Alan Lomax and Sauteed Tongue

Another installment from Sylvia Luppert's first email:

During our time in New York, Linge worked for Alan Lomax, the great American musicologist. He was engaged by Columbia University to study the connections between culture and music. She was his office manager. She met many of the luminaries of folk music during that period. Also during this period, she embarked on a weird crusade to learn to cook. She admired Alan Lomax’s sophisticated tastes in food and knowledge of cuisines. We both had meat and potatoes upbringings, but Alan Lomax took her to lunch frequently, and these lunches frequently inspired her cooking. Although we didn’t own a cookbook, she was unafraid to try the most exotic dish (at least exotic to us.) At one lunch, Alan had tongue. Our mothers never cooked tongue and we had never tasted tongue.
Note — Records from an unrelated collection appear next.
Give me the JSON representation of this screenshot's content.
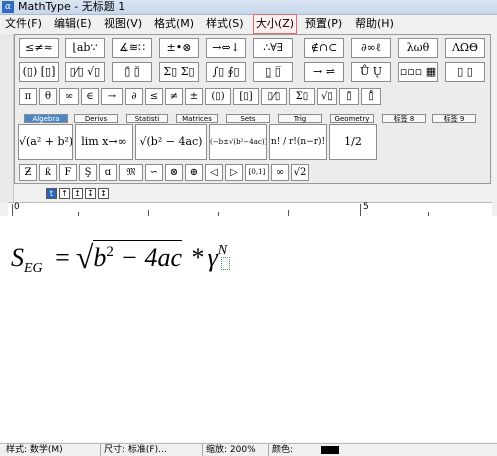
{
  "window": {
    "title": "MathType - 无标题 1"
  },
  "menu": [
    {
      "label": "文件(F)"
    },
    {
      "label": "编辑(E)"
    },
    {
      "label": "视图(V)"
    },
    {
      "label": "格式(M)"
    },
    {
      "label": "样式(S)"
    },
    {
      "label": "大小(Z)"
    },
    {
      "label": "预置(P)"
    },
    {
      "label": "帮助(H)"
    }
  ],
  "symbol_row1": [
    "≤≠≈",
    "⌊ab∵",
    "∡≋∷",
    "±•⊗",
    "→⇔↓",
    "∴∀∃",
    "∉∩⊂",
    "∂∞ℓ",
    "λωθ",
    "ΛΩΘ"
  ],
  "symbol_row2": [
    "(▯) [▯]",
    "▯⁄▯ √▯",
    "▯̄ ▯̆",
    "Σ▯ Σ▯",
    "∫▯ ∮▯",
    "▯̲ ▯̅",
    "→ ⇌",
    "Ů Ų",
    "▫▫▫ ▦",
    "▯ ▯"
  ],
  "symbol_row3": [
    "π",
    "θ",
    "∞",
    "∈",
    "→",
    "∂",
    "≤",
    "≠",
    "±",
    "(▯)",
    "[▯]",
    "▯⁄▯",
    "Σ▯",
    "√▯",
    "▯̄",
    "▯̊"
  ],
  "tabs": [
    {
      "label": "Algebra"
    },
    {
      "label": "Derivs"
    },
    {
      "label": "Statisti"
    },
    {
      "label": "Matrices"
    },
    {
      "label": "Sets"
    },
    {
      "label": "Trig"
    },
    {
      "label": "Geometry"
    },
    {
      "label": "标签 8"
    },
    {
      "label": "标签 9"
    }
  ],
  "templates": [
    "√(a² + b²)",
    "lim x→∞",
    "√(b² − 4ac)",
    "(−b±√(b²−4ac))/2a",
    "n! / r!(n−r)!",
    "1/2"
  ],
  "small_row": [
    "Ƶ",
    "ƙ",
    "Ϝ",
    "Ş",
    "ɑ",
    "𝔐",
    "∽",
    "⊗",
    "⊕",
    "◁",
    "▷",
    "[0,1]",
    "∞",
    "√2"
  ],
  "edit_toolbar": [
    "t",
    "↑",
    "↥",
    "↧",
    "↕"
  ],
  "ruler": {
    "start": "0",
    "mid": "5"
  },
  "formula": {
    "lhs_base": "S",
    "lhs_sub": "EG",
    "equals": "=",
    "rad_b": "b",
    "rad_b_exp": "2",
    "rad_rest": " − 4ac",
    "times": "*",
    "gamma": "γ",
    "gamma_sup": "N"
  },
  "status": {
    "style": "样式: 数学(M)",
    "size": "尺寸: 标准(F)...",
    "zoom": "缩放: 200%",
    "color_label": "颜色:",
    "color_value": "#000000"
  }
}
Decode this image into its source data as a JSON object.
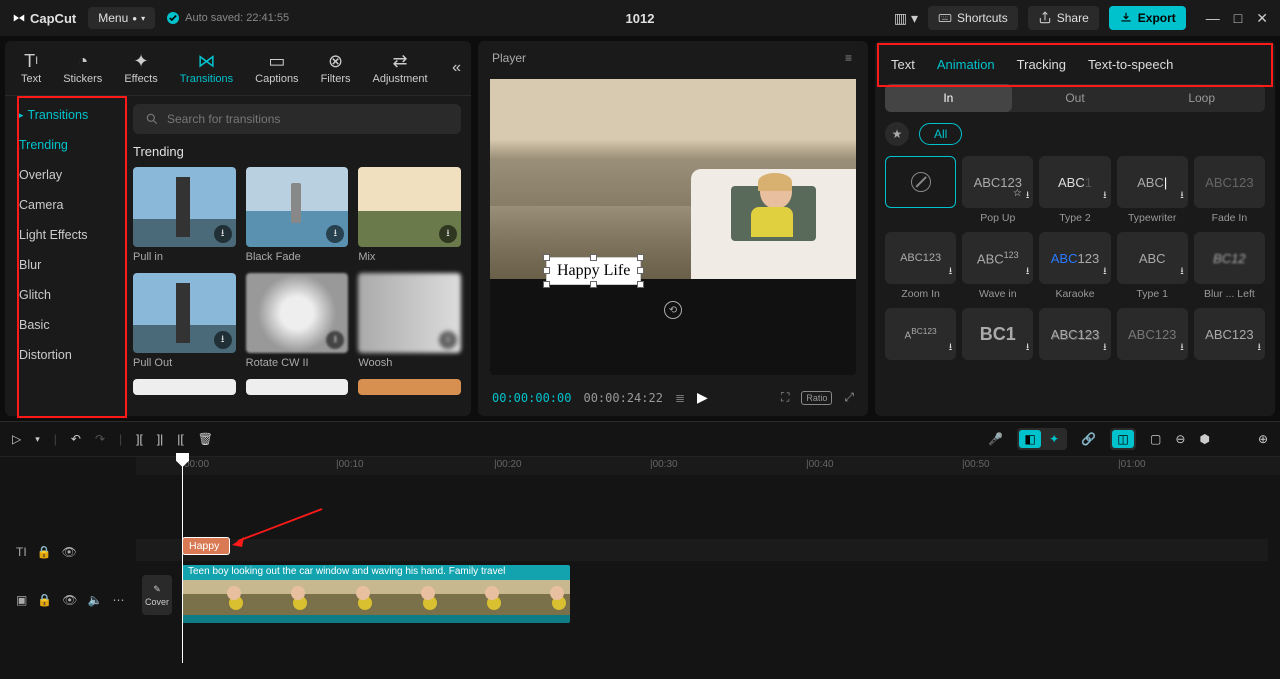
{
  "titlebar": {
    "app": "CapCut",
    "menu": "Menu",
    "autosave": "Auto saved: 22:41:55",
    "project": "1012",
    "shortcuts": "Shortcuts",
    "share": "Share",
    "export": "Export"
  },
  "tools": {
    "text": "Text",
    "stickers": "Stickers",
    "effects": "Effects",
    "transitions": "Transitions",
    "captions": "Captions",
    "filters": "Filters",
    "adjustment": "Adjustment"
  },
  "categories": {
    "header": "Transitions",
    "items": [
      "Trending",
      "Overlay",
      "Camera",
      "Light Effects",
      "Blur",
      "Glitch",
      "Basic",
      "Distortion"
    ]
  },
  "search_placeholder": "Search for transitions",
  "section": "Trending",
  "transitions": {
    "r1": [
      "Pull in",
      "Black Fade",
      "Mix"
    ],
    "r2": [
      "Pull Out",
      "Rotate CW II",
      "Woosh"
    ]
  },
  "player": {
    "title": "Player",
    "overlay_text": "Happy Life",
    "time_cur": "00:00:00:00",
    "time_dur": "00:00:24:22",
    "ratio": "Ratio"
  },
  "right": {
    "tabs": [
      "Text",
      "Animation",
      "Tracking",
      "Text-to-speech"
    ],
    "modes": [
      "In",
      "Out",
      "Loop"
    ],
    "filter": "All",
    "anims": {
      "r1": [
        "",
        "Pop Up",
        "Type 2",
        "Typewriter",
        "Fade In"
      ],
      "r2": [
        "Zoom In",
        "Wave in",
        "Karaoke",
        "Type 1",
        "Blur ... Left"
      ]
    },
    "sample": "ABC123",
    "sample_abc": "ABC",
    "sample_bc": "BC12"
  },
  "timeline": {
    "ticks": [
      "00:00",
      "|00:10",
      "|00:20",
      "|00:30",
      "|00:40",
      "|00:50",
      "|01:00"
    ],
    "cover": "Cover",
    "text_clip": "Happy",
    "video_label": "Teen boy looking out the car window and waving his hand. Family travel"
  }
}
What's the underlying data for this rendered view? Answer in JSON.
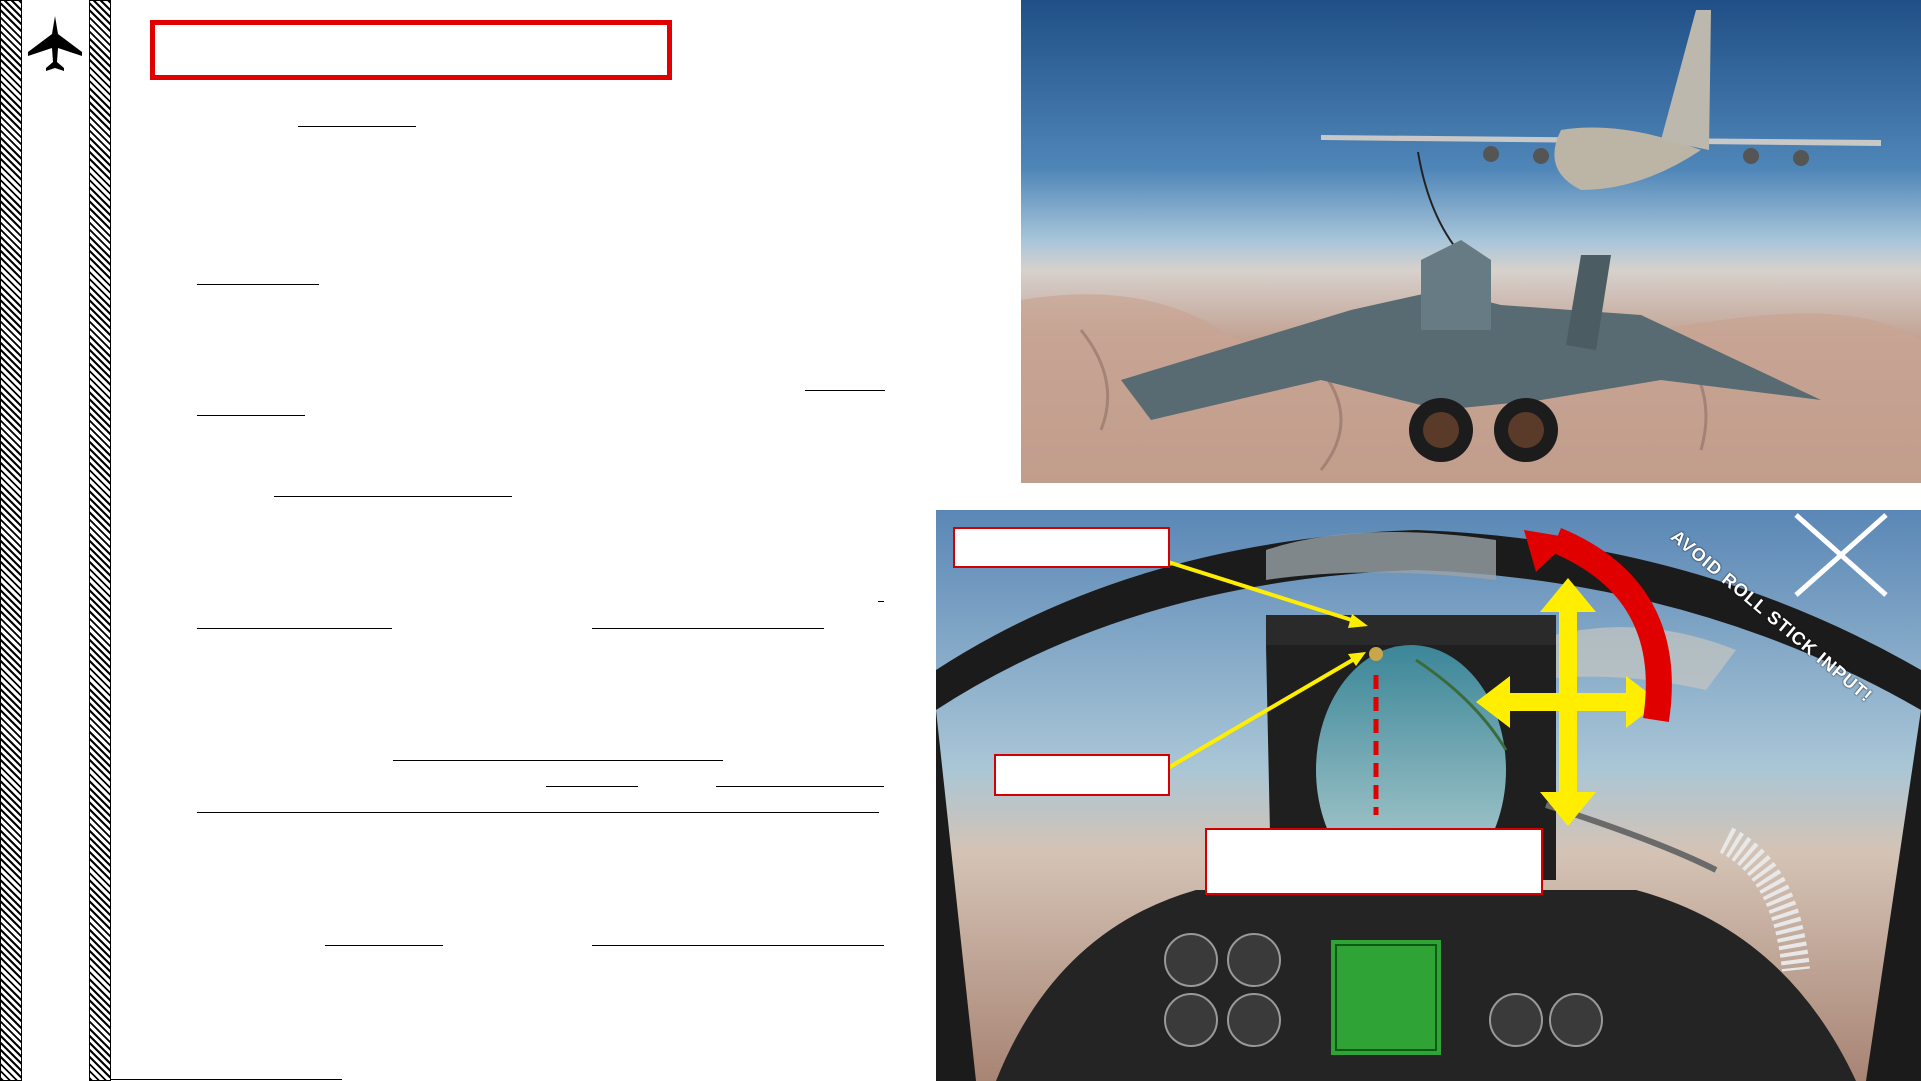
{
  "sidebar": {
    "icon": "fighter-jet-icon"
  },
  "title_box": {
    "text": ""
  },
  "top_photo": {
    "alt_icon": "refueling-photo"
  },
  "cockpit_photo": {
    "roll_warning": "AVOID ROLL STICK INPUT!",
    "callout_top_left": "",
    "callout_left": "",
    "callout_bottom": ""
  },
  "footer": {
    "text": ""
  },
  "colors": {
    "accent": "#e00000",
    "arrow": "#ffee00",
    "frame": "#000000"
  }
}
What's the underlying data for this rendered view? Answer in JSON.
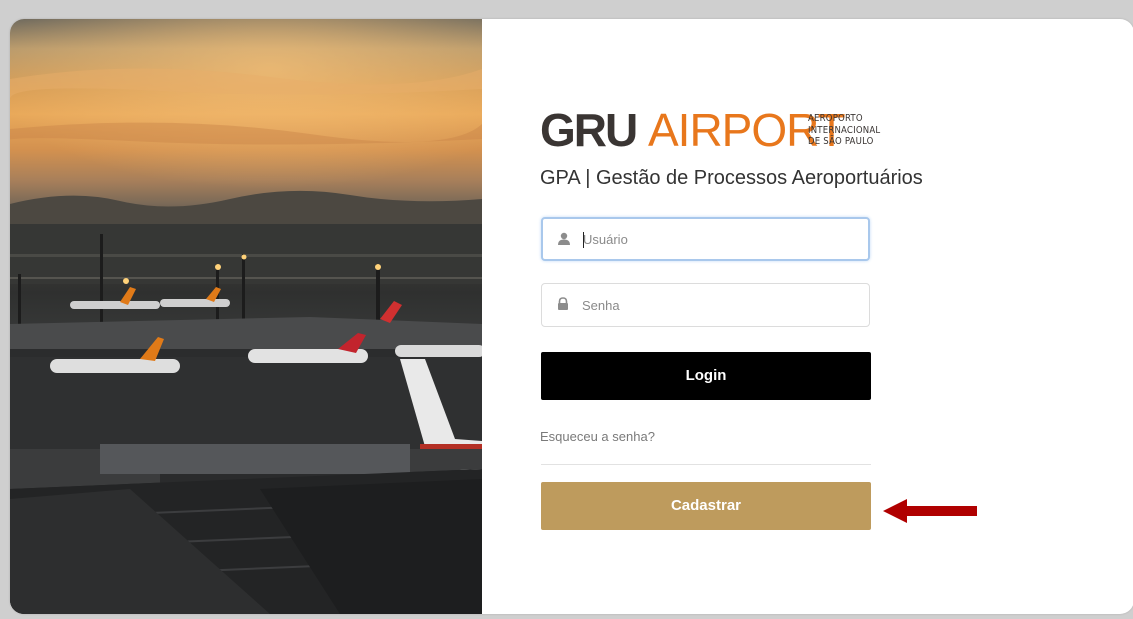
{
  "logo": {
    "brand_bold": "GRU",
    "brand_light": "AIRPORT",
    "subtitle_lines": [
      "AEROPORTO",
      "INTERNACIONAL",
      "DE SÃO PAULO"
    ]
  },
  "app_title": "GPA | Gestão de Processos Aeroportuários",
  "form": {
    "username": {
      "placeholder": "Usuário",
      "value": "",
      "icon": "user-icon",
      "focused": true
    },
    "password": {
      "placeholder": "Senha",
      "value": "",
      "icon": "lock-icon"
    },
    "login_label": "Login",
    "forgot_label": "Esqueceu a senha?",
    "register_label": "Cadastrar"
  },
  "colors": {
    "brand_orange": "#e8771c",
    "brand_dark": "#3a3533",
    "login_button": "#000000",
    "register_button": "#be9b5d",
    "annotation_arrow": "#b00000",
    "focus_border": "#a9c8ec"
  },
  "annotation": {
    "icon": "red-arrow-icon",
    "points_to": "register-button"
  }
}
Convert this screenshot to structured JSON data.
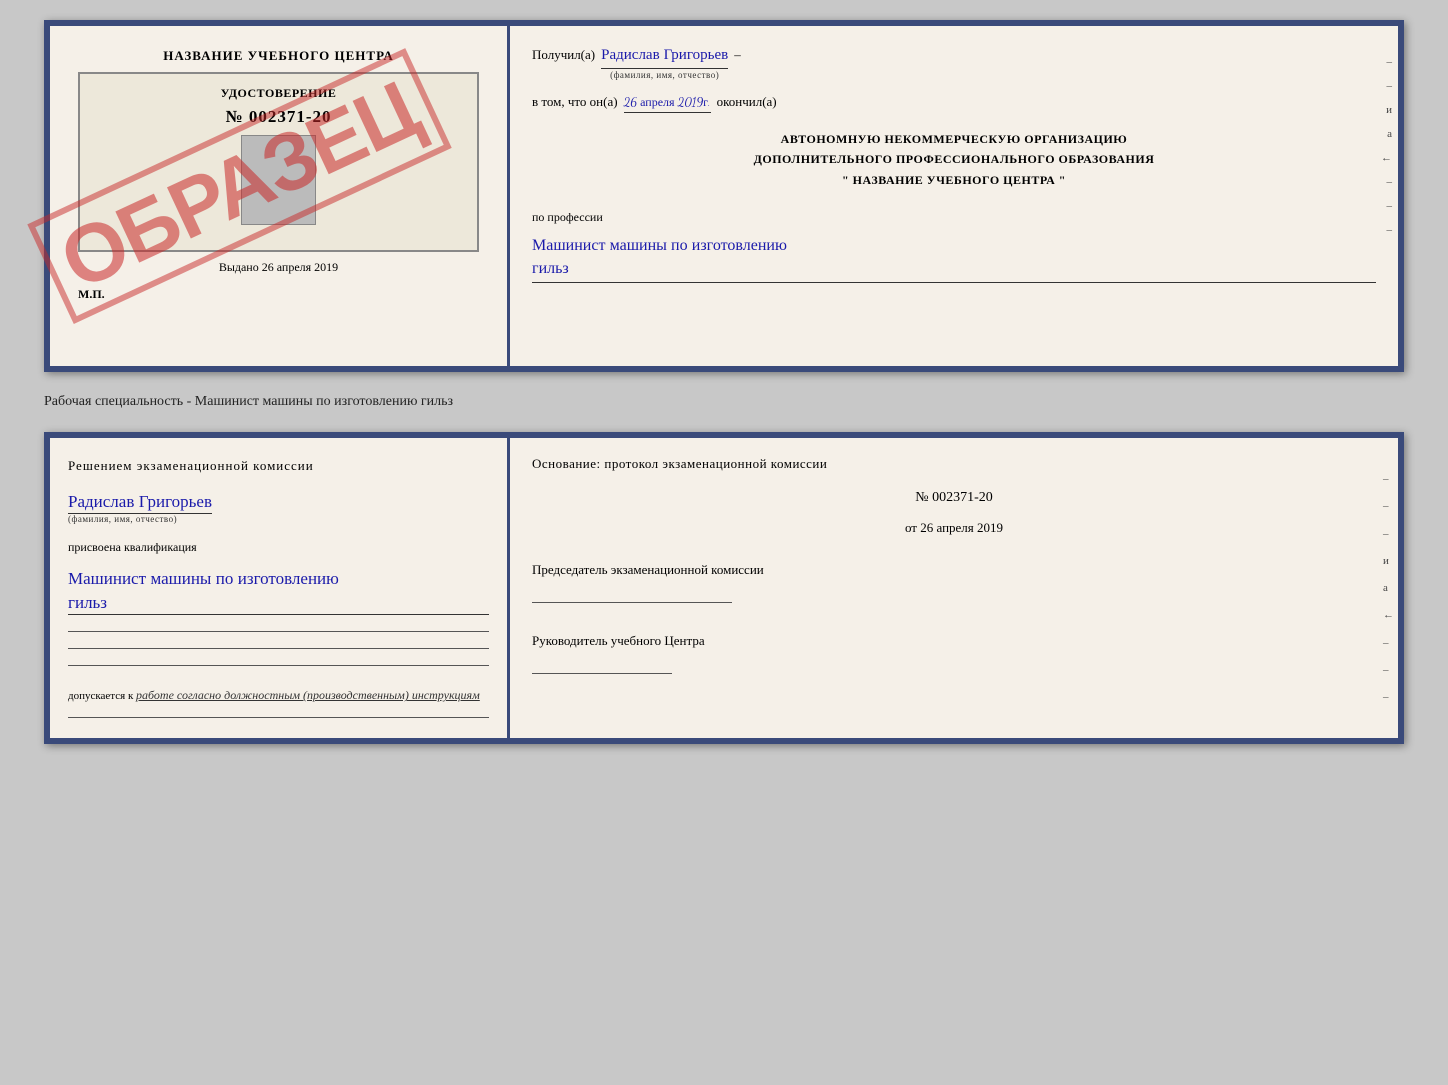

She brought home a big ugly cows tongue that made me, at least, nauseous to behold it. It had taste buds all over it! Not having previous experience with cooking or eating tongue, she sliced it and sauteed it. (Tongue, properly cooked, must be boiled for hours.) The tongue she served was as tough as you could imagine, and it was covered with - yuck - taste buds. I probably had no more than a couple of bites. She gamely ate the entire slice. The uncooked part of the tongue went in the freezer for the remainder of our time in that apartment.